In a new paper for the Adam Smith Institute, I offer a solution to Salmond’s problem. I argue that an independent Scotland should continue using the pound sterling without a currency union. Combined with a system of financial reform based on Scotland’s most successful period in economic history, this system of ‘adaptive sterlingisation’ could give Scotland a highly stable banking system and economy in the long run.
When Adam Smith wrote his Wealth of Nations, it was during a golden age for Scotland. This period, known as the Scottish Enlightenment, saw thinkers like Smith, David Hume and Robert Burns revolutionise the way we think about the world, and took place against a backdrop of stunning economic growth for Scotland, unrivalled before or since.
Smith singled out Scotland’s banks as one of the main factors in its 18th century flourishing. But this banking system was fundamentally different to ours: banks could not rely on bailouts from the state, had to make their own arrangements to access liquidity when funds were short, and were free to issue their own bank notes according to demand.
The result was one of the most stable banking systems the world has ever seen, and it was only wound up with the passage of a Banking Act in Westminster that was designed for England but needlessly imposed on the Scots as well.
An independent Scotland could reinstate this system while maintaining its use of the pound without permission from Westminster. Scottish banks already issue their own notes. These are backed on a one-to-one basis by one million and one hundred million-pound notes stored at the Bank of England.

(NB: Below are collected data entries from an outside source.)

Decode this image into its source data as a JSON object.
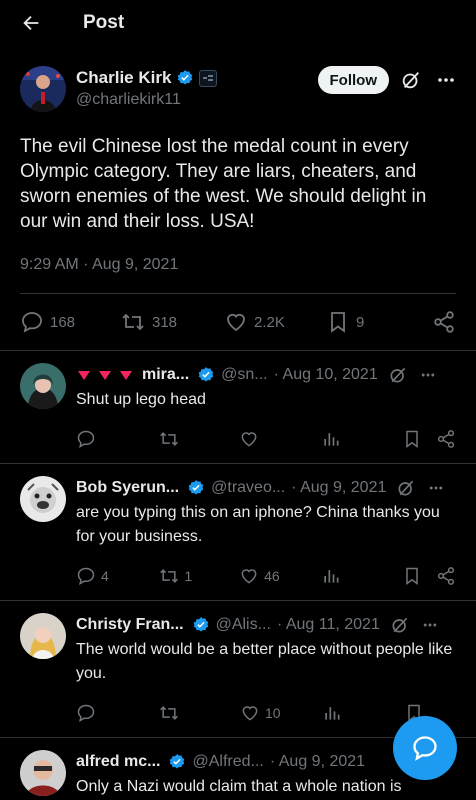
{
  "header": {
    "title": "Post"
  },
  "post": {
    "author_name": "Charlie Kirk",
    "author_handle": "@charliekirk11",
    "follow_label": "Follow",
    "text": "The evil Chinese lost the medal count in every Olympic category. They are liars, cheaters, and sworn enemies of the west. We should delight in our win and their loss. USA!",
    "timestamp": "9:29 AM · Aug 9, 2021",
    "replies": "168",
    "reposts": "318",
    "likes": "2.2K",
    "bookmarks": "9"
  },
  "replies": [
    {
      "name": "mira...",
      "handle": "@sn...",
      "date": "· Aug 10, 2021",
      "text": "Shut up lego head",
      "reply_count": "",
      "repost_count": "",
      "like_count": ""
    },
    {
      "name": "Bob Syerun...",
      "handle": "@traveo...",
      "date": "· Aug 9, 2021",
      "text": "are you typing this on an iphone?  China thanks you for your business.",
      "reply_count": "4",
      "repost_count": "1",
      "like_count": "46"
    },
    {
      "name": "Christy Fran...",
      "handle": "@Alis...",
      "date": "· Aug 11, 2021",
      "text": "The world would be a better place without people like you.",
      "reply_count": "",
      "repost_count": "",
      "like_count": "10"
    },
    {
      "name": "alfred mc...",
      "handle": "@Alfred...",
      "date": "· Aug 9, 2021",
      "text": "Only a Nazi would claim that a whole nation is"
    }
  ],
  "colors": {
    "accent": "#1d9bf0",
    "background": "#000000",
    "text": "#e7e9ea",
    "muted": "#71767b",
    "border": "#2f3336",
    "heart_emoji": "#f4245e"
  },
  "icons": [
    "back-arrow-icon",
    "verified-icon",
    "grok-icon",
    "more-icon",
    "reply-icon",
    "repost-icon",
    "like-icon",
    "bookmark-icon",
    "share-icon",
    "views-icon",
    "compose-reply-icon"
  ]
}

Under the ‘adaptive sterlingisation’ plan I propose, they would continue to issue these ‘promissory notes’, but would be free to start doing so on a fractional reserve basis. This means that for reserves of, say, one billion pounds sterling, a bank may lend out notes worth two billion pounds in the expectation that not everyone would try to redeem their notes at the same time. Bank runs can be avoided by including an option clause in the notes, allowing banks to defer repayment at the cost of additional interest for the customer.
Usually, when people are worried about the future, they spend less, creating a vicious cycle leading to economic slowdowns. Giving Scottish banks complete freedom over note issuance would allow them to expand and contract the supply of money in accordance with their customers’ desire to hold cash, effectively creating an automatic stabiliser in downturns.

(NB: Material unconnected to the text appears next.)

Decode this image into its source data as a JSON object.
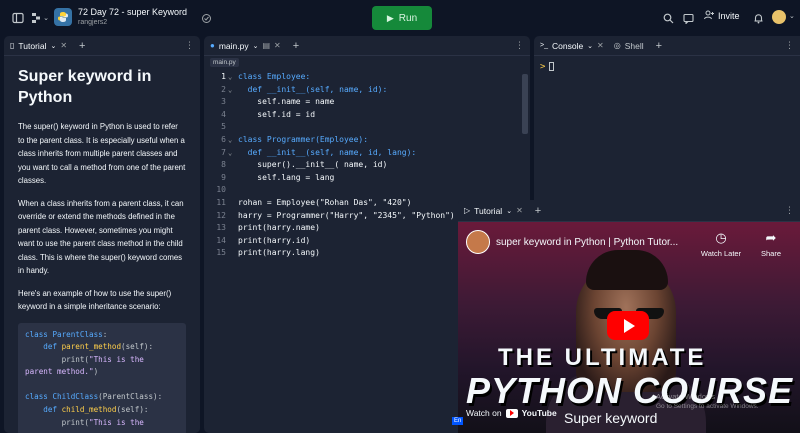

Outside a currency union, Scottish banks would have no central bank acting as an unlimited lender of last resort to provide liquidity when they needed it.
Three Latin American countries – Panama, Ecuador and El Salvador – use the US dollar in a similar way. These countries have been praised by international institutions such as the International Monetary Fund and World Economic Forum (WEF) for the soundness of their banks. According to the WEF, Panama has the seventh soundest banks in the world.

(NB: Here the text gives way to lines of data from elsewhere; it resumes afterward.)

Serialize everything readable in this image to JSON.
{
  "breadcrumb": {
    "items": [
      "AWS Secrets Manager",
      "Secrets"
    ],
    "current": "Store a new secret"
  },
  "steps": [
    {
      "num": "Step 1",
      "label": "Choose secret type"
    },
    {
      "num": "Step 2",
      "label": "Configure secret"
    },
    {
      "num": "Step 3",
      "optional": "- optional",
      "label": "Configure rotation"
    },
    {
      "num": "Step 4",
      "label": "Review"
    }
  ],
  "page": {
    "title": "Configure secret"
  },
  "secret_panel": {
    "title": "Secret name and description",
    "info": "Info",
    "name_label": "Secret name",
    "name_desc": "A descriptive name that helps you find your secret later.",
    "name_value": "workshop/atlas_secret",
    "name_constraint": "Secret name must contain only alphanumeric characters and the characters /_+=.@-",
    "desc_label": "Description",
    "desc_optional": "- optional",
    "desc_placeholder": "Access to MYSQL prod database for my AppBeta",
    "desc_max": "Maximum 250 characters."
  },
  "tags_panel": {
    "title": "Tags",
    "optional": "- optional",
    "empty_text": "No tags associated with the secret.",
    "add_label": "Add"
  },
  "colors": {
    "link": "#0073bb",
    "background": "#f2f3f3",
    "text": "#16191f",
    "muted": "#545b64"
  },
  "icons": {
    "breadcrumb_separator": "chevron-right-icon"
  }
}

Other bailout mechanisms should be removed too. Deposit insurance means that bank customers have nothing to lose if their bank fails, so banks have no reason to avoid risk.
Without deposit insurance, depositors would have a strong incentive to choose safe banks.
This proposal should not be seen as a panglossian case for independence. There are other issues at stake. And, perhaps crucially, EU regulation means that it seems likely that RBS and Lloyd’s would be legally domiciled in the City of London whatever currency Scotland used. How many jobs they would take with them is unclear.
But removing bailout protections for banks and letting the market sort out money has worked before and should work again. If he is willing to look to economic history, Alex Salmond may find an answer from his countryman Adam Smith: if you want prosperity and stability, get out of the way.